When I sat down with the psychic, she began with a beautiful prayer, asking for “upliftment, guidance, comfort, and encouragement” for me.  She proceeded to describe my aura, noting that the color peach was prominent (interesting as that had long been my favorite color and in fact, my nickname.)  She made other observations about me, which were accurate, but nothing that would startle you with their very specific or highly personal nature.  She then went on to say that she had someone “there” with her—a man who was dressed in his Sunday best, with his shoes polished and his hair neatly combed—hair that would not lie flat, but that “stood up” a bit.  She said she didn’t understand, but that he was showing her a picture of himself pushing a wheelbarrow and saying “show Jeanne this!”  Astonished, I told her that I had just had a dream about my father in which he was pushing a wheelbarrow. The psychic said to me, “well that wasn’t a dream, my dear; that was real—you really were with your father!  After all, who’s to say what’s the dream and what’s the reality?”  She proceeded to tell me the story about the man who wasn’t sure whether he was a man who dreamed he was a butterfly or a butterfly who dreamed that he was a man. 
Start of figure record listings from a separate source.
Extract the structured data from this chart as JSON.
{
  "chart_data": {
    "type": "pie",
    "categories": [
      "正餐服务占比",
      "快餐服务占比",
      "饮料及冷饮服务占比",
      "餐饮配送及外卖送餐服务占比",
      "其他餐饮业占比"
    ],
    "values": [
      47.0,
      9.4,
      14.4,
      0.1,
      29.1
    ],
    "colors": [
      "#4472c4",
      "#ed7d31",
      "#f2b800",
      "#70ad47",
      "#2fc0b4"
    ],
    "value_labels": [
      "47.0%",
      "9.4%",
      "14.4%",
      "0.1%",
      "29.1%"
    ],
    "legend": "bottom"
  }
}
To say that I was blown away doesn’t do justice to the feeling that I had, because such an experience absolutely stretches the boundaries of what we consider to be our world and the rules that govern it.  In fact, I recall walking around for weeks afterward feeling as if I was straddling two worlds and wondering how I would ever, ever, reconcile them.  It seemed impossible to go back to living life in a world where what you see is all there is.  And the need to share what I experienced with others was overwhelming.  I quickly found, however, that most were either simply not interested (what?!), or highly skeptical (more understandable, but frustrating nonetheless.)  Looking back, the second in my series of three dreams was preparing me for this.  I have since had many other experiences that would seem to confirm that our loved ones who die are able to communicate with us, and I am grateful for the assurance they have given me.  But I also realize that our beliefs are tightly held and easily threatened. 

I think I chose to write about this experience because a friend of mine died very recently, and yesterday I witnessed the unbearable grief of her mother at the beautiful memorial service that was held in her honor.  Those of us who are raised in a religion are given, among other things, the hope of life after death.  But I have to say that that hope has always seemed very vague, very far away, and very not like what we think of life as being.  In fact, no matter what euphemisms are used, that afterlife has always seemed dreary, humorless, and lacking in anything that would make us not be very sad indeed to contemplate it, if not downright dread it.  And so I longed to be able to reassure my friend’s mother that her daughter was fine—was good, even—was alive in a different way—a way we don’t understand yet, maybe.  But I couldn’t.  This is one of the places where I think—I trust--that science and spirituality will merge someday.  Science teaches us that life in the physical world operates under certain laws no matter what we believe, right?  So whatever happens to us when we die must be governed by certain laws as well, regardless of our beliefs, right?